When Malcolm Blair was reading this letter, he felt like a criminal receiving sentence of death. Had anyone else than Miss Singleton offered this opinion, he would have spurned it. But she was his guardian angel, one who, in his belief, had never erred, and could never err. Besides, if he did what she considered a dishonourable action, he would forfeit her approval; and that was all the world to him. He therefore felt himself bound to follow her advice, although he broke his heart in doing it. He even forced himself to take up her sanguine view of the future, and hoped that by kind and sympathetic treatment, he would succeed in making Grace Bourhill into a useful minister's wife.

Four years have elapsed—four momentous years. Mr and Mrs Blair are seated at breakfast. He is wan and wasted, and stoops over his cup and plate as he drinks his weak tea and eats his thin toast. She is stout, red, and restless-eyed. A pervading air of discomfort is given to the room by the dirty discoloured tablecloth, the disarranged furniture, and the careless dress of the two occupants. The following is the conversation which passes between them.
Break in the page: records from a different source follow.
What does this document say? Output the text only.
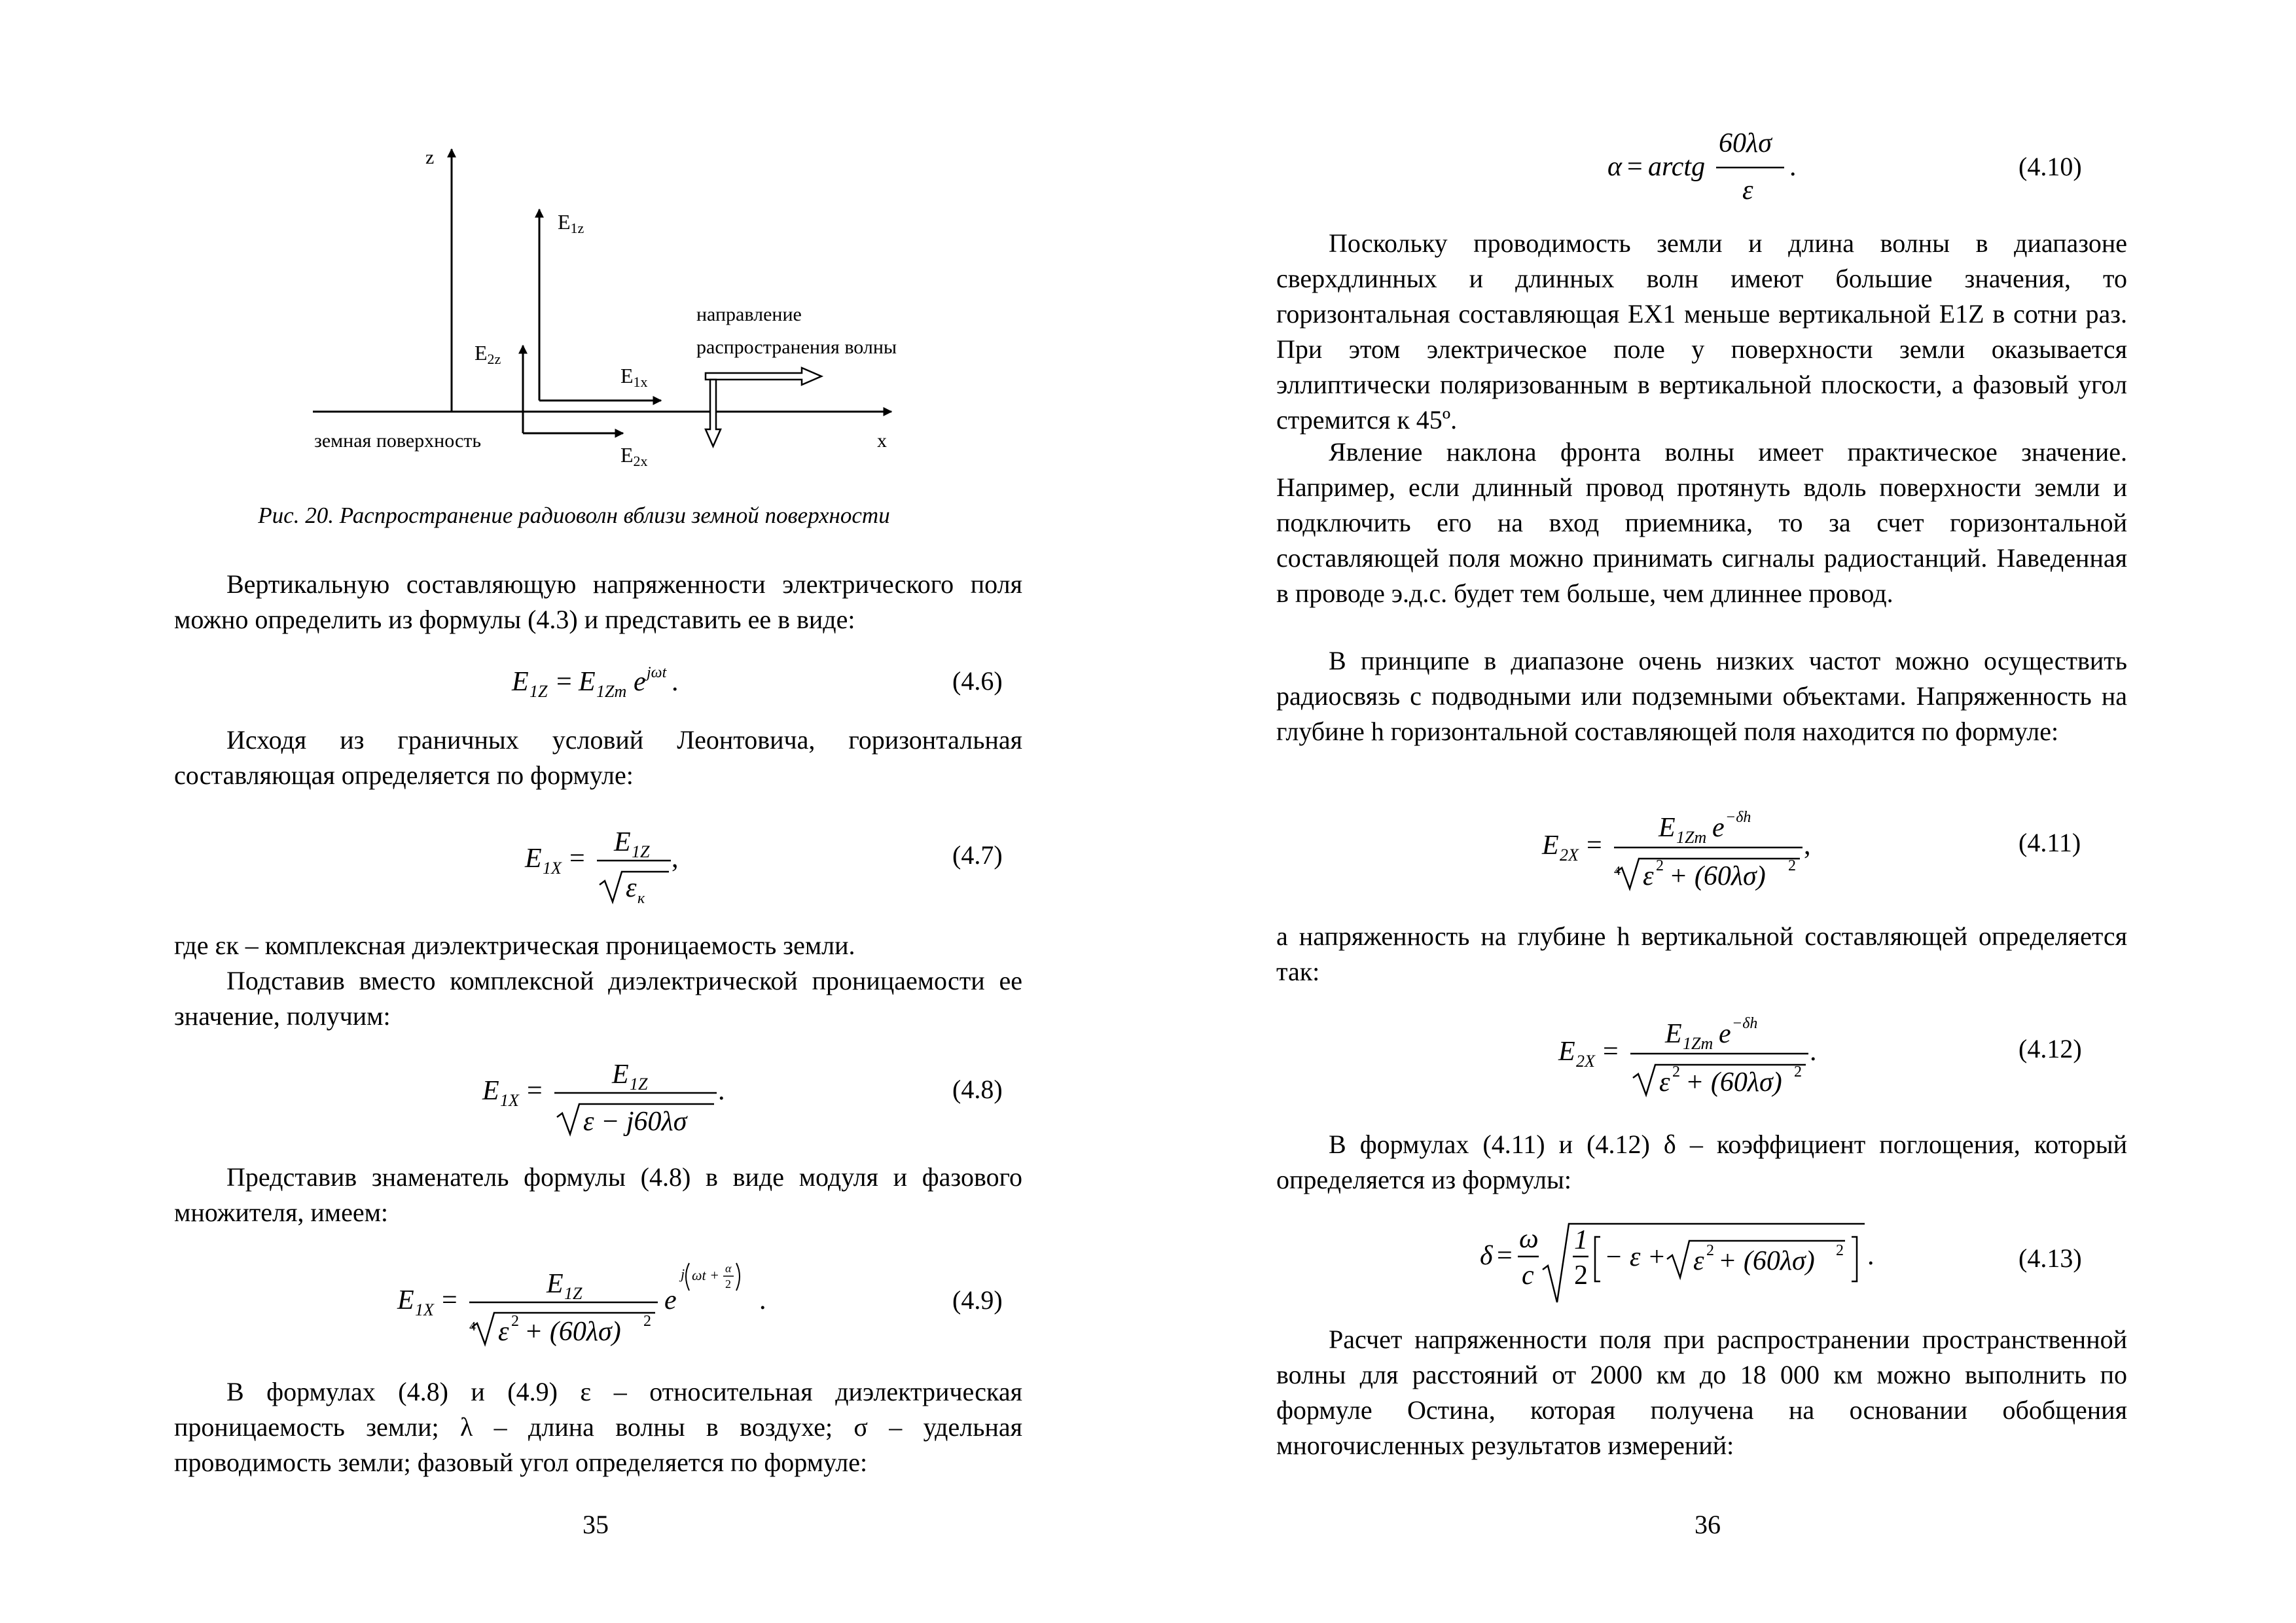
z
x
E1z
E1x
E2z
E2x
направление
распространения волны
земная поверхность
Рис. 20. Распространение радиоволн вблизи земной поверхности

Вертикальную составляющую напряженности электрического поля можно определить из формулы (4.3) и представить ее в виде:

E 1Z = E 1Zm e jωt .	(4.6)

Исходя из граничных условий Леонтовича, горизонтальная составляющая определяется по формуле:

E 1X =
E 1Z
ε к
,	(4.7)

где εк – комплексная диэлектрическая проницаемость земли.

Подставив вместо комплексной диэлектрической проницаемости ее значение, получим:

E 1X =
E 1Z
ε − j60λσ
.	(4.8)

Представив знаменатель формулы (4.8) в виде модуля и фазового множителя, имеем:

E 1X =
E 1Z
4 ε 2 + (60λσ) 2
e
j ωt + α
2
.	(4.9)

В формулах (4.8) и (4.9) ε – относительная диэлектрическая проницаемость земли; λ – длина волны в воздухе; σ – удельная проводимость земли; фазовый угол определяется по формуле:

35
α = arctg
60λσ
ε
.	(4.10)

Поскольку проводимость земли и длина волны в диапазоне сверхдлинных и длинных волн имеют большие значения, то горизонтальная составляющая EX1 меньше вертикальной E1Z в сотни раз. При этом электрическое поле у поверхности земли оказывается эллиптически поляризованным в вертикальной плоскости, а фазовый угол стремится к 45º.

Явление наклона фронта волны имеет практическое значение. Например, если длинный провод протянуть вдоль поверхности земли и подключить его на вход приемника, то за счет горизонтальной составляющей поля можно принимать сигналы радиостанций. Наведенная в проводе э.д.с. будет тем больше, чем длиннее провод.

В принципе в диапазоне очень низких частот можно осуществить радиосвязь с подводными или подземными объектами. Напряженность на глубине h горизонтальной составляющей поля находится по формуле:

E 2X =
E 1Zm e −δh
4 ε 2 + (60λσ) 2
,	(4.11)

а напряженность на глубине h вертикальной составляющей определяется так:

E 2X =
E 1Zm e −δh
ε 2 + (60λσ) 2
.	(4.12)

В формулах (4.11) и (4.12) δ – коэффициент поглощения, который определяется из формулы:

δ =
ω
c
1
2
− ε + ε 2 + (60λσ) 2 .	(4.13)

Расчет напряженности поля при распространении пространственной волны для расстояний от 2000 км до 18 000 км можно выполнить по формуле Остина, которая получена на основании обобщения многочисленных результатов измерений:

36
"There!" says she, tossing to her husband a letter which she has just opened and glanced over, "there's Goodsir's, the grocer's account."

"Good heavens!" replied he, staring at it and turning pale.

"Don't swear."

"Sixty-four pounds seventeen and eightpence! and of that, thirty pounds odd for wine! We must really do with less wine."

"You say we, meaning that I have consumed most of it. You grudge me the glass of port which the doctor ordered."

"My dear! have I not often pressed you to take it?"

"You forget the wine you give away to your paupers."